The approach is also presented as tunable. The summaries state researchers can adjust brightness, emitted color or wavelength, and particle size and shape, and the journal article explains this can be done by controlling factors such as monomer choices and labeling ratios during synthesis.
What it could change for health research
The sources tie this technical goal to a bigger question: what microplastics and nanoplastics do after they enter living organisms. In the study summaries, corresponding author Wenhong Fan says many current methods provide only a snapshot, making it difficult to directly observe how particles travel, accumulate, transform, or break down.

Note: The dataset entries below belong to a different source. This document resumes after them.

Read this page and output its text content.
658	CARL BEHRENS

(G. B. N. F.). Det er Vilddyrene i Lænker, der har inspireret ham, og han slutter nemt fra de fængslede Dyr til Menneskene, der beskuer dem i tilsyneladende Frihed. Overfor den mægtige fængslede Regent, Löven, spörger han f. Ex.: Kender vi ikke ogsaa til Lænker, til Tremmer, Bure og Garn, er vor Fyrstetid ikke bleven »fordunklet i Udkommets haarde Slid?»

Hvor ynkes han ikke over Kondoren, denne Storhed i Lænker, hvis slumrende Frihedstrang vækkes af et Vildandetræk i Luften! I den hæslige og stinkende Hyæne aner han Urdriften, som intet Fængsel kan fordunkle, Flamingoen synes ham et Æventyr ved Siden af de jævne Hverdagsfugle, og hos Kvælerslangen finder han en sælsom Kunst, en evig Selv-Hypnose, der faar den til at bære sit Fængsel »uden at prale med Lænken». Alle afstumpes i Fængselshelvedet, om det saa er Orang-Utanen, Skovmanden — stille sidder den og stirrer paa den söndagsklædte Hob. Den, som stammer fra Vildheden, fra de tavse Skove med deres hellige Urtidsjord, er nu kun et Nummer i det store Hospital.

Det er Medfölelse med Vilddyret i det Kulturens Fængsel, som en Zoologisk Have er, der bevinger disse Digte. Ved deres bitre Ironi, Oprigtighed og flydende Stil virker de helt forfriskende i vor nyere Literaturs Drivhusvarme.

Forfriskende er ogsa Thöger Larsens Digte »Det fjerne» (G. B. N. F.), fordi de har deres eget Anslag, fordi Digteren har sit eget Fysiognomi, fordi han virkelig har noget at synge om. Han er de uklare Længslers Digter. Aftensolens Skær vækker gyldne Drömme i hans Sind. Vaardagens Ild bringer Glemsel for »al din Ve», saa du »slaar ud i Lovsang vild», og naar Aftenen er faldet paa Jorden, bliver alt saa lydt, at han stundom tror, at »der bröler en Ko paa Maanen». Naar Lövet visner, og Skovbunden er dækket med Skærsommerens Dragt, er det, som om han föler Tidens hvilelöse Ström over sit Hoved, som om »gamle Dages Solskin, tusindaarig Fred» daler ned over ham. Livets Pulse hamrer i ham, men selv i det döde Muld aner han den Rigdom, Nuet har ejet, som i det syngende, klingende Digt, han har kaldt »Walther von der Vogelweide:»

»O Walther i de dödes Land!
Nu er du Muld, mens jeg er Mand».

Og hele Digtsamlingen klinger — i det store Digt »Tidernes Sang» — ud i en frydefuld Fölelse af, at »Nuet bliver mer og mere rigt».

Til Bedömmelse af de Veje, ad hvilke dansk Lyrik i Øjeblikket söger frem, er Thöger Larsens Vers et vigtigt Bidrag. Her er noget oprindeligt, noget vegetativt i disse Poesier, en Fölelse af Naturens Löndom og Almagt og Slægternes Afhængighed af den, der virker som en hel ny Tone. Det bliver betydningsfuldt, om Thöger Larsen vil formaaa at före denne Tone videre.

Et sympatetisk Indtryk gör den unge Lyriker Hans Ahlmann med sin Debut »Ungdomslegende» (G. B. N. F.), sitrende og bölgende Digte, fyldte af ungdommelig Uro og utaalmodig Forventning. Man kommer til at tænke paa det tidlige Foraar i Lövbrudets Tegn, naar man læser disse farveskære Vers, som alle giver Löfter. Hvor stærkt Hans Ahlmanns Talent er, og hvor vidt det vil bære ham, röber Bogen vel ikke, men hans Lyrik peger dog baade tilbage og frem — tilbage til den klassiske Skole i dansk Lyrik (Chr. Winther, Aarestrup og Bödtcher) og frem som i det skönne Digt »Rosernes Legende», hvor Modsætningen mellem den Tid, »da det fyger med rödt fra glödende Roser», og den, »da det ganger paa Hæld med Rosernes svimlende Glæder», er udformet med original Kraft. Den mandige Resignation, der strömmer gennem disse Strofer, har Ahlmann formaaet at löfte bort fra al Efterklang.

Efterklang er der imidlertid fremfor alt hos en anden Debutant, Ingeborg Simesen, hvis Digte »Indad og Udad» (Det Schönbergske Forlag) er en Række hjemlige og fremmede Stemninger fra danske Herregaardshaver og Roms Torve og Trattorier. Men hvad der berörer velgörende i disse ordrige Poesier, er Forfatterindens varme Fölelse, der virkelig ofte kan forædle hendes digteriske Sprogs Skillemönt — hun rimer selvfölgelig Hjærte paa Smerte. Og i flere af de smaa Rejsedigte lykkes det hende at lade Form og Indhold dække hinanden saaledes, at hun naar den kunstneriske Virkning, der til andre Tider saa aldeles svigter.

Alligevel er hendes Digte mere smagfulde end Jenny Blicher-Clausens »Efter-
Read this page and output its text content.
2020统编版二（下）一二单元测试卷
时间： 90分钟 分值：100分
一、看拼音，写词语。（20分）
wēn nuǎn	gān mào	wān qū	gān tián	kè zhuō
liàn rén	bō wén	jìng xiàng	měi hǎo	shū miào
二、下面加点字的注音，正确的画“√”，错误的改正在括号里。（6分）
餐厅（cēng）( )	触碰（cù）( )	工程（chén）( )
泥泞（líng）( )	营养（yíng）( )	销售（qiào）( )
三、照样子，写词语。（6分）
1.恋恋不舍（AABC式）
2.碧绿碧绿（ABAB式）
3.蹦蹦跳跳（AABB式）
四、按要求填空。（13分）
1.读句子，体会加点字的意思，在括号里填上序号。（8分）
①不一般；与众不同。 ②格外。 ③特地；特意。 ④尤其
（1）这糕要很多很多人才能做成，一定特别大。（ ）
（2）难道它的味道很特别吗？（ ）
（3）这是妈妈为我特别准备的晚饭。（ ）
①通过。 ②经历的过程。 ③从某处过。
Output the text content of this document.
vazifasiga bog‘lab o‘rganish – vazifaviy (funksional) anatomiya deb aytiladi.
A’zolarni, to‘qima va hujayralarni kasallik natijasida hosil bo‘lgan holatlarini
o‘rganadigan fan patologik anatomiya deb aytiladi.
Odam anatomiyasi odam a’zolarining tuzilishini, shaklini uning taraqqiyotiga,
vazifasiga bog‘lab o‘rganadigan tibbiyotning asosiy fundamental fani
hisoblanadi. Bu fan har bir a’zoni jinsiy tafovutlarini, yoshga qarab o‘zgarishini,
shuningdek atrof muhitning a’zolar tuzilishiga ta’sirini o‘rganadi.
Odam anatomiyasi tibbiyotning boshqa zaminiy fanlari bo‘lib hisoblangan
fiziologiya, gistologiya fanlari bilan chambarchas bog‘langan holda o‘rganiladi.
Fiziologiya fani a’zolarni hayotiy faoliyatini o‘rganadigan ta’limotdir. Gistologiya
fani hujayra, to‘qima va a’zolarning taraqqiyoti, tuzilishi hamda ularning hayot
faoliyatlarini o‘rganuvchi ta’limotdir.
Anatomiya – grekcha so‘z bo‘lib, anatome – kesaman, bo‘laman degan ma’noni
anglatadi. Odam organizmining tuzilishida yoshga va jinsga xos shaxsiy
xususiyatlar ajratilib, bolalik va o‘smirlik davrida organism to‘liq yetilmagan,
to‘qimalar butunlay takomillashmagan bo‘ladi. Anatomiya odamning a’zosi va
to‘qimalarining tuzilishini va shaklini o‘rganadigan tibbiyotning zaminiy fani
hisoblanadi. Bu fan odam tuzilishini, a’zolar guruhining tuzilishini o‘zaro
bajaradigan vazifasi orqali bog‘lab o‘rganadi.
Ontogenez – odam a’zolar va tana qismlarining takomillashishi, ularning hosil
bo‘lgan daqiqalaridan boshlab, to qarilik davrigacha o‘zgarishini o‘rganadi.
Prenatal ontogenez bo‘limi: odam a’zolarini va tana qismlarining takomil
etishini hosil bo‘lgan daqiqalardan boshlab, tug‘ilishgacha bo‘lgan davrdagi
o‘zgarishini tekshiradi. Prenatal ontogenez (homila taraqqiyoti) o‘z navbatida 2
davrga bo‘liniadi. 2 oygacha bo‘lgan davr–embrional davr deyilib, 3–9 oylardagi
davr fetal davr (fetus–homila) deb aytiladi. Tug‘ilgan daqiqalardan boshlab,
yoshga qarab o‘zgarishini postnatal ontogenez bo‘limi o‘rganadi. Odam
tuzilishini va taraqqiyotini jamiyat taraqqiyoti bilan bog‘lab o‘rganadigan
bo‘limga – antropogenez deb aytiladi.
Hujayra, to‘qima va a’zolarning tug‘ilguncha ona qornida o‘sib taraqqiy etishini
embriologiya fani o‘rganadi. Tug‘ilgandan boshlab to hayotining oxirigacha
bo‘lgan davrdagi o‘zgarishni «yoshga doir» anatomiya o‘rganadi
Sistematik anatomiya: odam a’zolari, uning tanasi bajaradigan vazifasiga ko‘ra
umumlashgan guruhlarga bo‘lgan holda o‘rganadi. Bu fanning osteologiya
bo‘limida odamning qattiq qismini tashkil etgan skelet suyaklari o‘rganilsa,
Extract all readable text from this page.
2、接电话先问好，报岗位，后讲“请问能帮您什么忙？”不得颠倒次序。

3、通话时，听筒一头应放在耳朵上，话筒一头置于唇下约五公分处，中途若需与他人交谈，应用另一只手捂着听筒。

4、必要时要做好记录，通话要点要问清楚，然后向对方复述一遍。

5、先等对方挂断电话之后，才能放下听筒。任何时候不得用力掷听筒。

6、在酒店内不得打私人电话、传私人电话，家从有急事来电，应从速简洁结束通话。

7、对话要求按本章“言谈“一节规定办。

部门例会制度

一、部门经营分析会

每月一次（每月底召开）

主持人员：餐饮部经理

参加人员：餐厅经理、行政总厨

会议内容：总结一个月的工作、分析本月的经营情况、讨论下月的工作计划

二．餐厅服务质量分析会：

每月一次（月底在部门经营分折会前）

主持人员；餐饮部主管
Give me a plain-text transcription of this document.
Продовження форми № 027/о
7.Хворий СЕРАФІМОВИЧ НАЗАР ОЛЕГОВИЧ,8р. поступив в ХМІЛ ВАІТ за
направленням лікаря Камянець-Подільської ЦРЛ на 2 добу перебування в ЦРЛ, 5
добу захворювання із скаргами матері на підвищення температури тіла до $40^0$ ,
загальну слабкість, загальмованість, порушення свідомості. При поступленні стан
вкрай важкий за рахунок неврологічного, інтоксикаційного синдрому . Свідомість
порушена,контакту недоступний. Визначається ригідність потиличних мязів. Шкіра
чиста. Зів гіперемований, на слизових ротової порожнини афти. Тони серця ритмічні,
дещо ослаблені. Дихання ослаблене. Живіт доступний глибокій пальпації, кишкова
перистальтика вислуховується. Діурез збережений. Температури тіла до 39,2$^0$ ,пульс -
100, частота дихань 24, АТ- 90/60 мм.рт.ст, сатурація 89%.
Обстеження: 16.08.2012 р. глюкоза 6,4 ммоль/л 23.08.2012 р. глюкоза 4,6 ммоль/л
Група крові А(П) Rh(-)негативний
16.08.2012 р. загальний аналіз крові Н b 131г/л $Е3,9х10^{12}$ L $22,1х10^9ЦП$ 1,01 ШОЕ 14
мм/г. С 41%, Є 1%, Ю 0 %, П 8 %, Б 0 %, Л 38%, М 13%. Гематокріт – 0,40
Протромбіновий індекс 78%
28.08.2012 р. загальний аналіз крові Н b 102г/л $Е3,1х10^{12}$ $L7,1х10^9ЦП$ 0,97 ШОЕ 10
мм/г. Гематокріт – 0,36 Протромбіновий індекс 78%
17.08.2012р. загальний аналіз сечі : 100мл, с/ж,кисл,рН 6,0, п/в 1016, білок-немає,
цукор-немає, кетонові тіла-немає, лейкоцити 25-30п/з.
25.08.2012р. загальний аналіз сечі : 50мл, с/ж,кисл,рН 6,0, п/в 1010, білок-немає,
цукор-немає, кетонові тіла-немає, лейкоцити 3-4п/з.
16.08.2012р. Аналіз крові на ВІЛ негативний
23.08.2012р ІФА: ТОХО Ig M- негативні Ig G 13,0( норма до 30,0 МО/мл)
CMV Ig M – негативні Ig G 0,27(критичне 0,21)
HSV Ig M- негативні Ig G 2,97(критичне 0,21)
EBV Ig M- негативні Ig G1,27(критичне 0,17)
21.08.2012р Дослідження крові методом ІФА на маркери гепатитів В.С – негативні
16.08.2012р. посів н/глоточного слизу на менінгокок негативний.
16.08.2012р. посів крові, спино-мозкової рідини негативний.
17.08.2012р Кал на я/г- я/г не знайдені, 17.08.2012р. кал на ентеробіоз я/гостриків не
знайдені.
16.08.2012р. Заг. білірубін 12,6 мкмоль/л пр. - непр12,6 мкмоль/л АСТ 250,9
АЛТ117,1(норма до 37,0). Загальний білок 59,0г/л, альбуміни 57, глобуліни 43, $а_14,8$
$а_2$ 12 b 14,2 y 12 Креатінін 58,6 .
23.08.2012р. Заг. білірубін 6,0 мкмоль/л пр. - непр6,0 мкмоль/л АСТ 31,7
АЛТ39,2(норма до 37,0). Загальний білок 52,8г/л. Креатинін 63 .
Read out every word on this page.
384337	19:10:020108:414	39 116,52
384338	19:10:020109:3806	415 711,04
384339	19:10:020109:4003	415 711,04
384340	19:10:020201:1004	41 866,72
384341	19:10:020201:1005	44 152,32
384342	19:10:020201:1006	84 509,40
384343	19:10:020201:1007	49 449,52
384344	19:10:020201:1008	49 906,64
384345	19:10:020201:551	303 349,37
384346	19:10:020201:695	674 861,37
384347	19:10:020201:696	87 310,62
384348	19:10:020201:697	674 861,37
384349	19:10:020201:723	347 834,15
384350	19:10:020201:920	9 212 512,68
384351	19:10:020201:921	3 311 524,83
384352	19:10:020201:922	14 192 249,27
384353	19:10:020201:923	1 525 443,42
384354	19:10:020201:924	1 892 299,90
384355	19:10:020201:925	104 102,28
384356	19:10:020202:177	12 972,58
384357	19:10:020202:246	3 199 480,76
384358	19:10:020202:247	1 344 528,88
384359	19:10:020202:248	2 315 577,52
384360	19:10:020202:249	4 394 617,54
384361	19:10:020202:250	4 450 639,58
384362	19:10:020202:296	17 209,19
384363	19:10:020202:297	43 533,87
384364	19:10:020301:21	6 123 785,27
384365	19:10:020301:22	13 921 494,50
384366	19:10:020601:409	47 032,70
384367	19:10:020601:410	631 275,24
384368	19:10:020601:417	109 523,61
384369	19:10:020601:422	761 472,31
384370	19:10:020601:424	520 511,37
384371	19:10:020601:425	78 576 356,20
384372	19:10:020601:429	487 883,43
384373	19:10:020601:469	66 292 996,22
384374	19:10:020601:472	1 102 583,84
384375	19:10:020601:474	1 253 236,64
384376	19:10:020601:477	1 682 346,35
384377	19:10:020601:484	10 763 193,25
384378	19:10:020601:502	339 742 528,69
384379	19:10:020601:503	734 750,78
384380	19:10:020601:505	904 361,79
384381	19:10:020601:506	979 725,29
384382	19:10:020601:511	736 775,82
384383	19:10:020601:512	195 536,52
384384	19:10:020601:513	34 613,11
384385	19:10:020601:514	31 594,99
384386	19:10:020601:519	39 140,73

The summaries also connect microplastics research to potential health concerns reported in laboratory studies. They state that lab experiments have linked exposure to inflammation, organ damage, and developmental effects, while also emphasizing that a major scientific gap remains in understanding behavior inside living systems.
Separate from the fluorescent-method study, a 2025 review article in Diagnostics describes microplastics as plastic particles under 5 mm and discusses evidence that they have been found in multiple types of respiratory-related human samples, including nasal lavage fluid, bronchoalveolar lavage fluid, sputum, pleural fluid, and lung tissue. That review also notes that microplastics research faces methodological constraints, including contamination risks and differences in detection limits across techniques such as μ-FTIR and Raman microscopy.
What the researchers say comes next
Across the summaries and the journal article, the new strategy is described as still undergoing experimental validation. Even so, the sources say its design is grounded in established principles from polymer chemistry and biocompatible fluorescence imaging, and it is presented as a potential tool to study interactions between microplastics and biological tissues and organs.
The study summaries argue that clarifying transport and transformation processes inside organisms is important for assessing ecological and health risks, and they suggest dynamic tracking could help move beyond exposure counts toward a better understanding of toxicity mechanisms. The sources add that as concern over plastic pollution grows, tools that reveal what happens inside living systems may support improved risk assessment and help inform future regulatory decisions.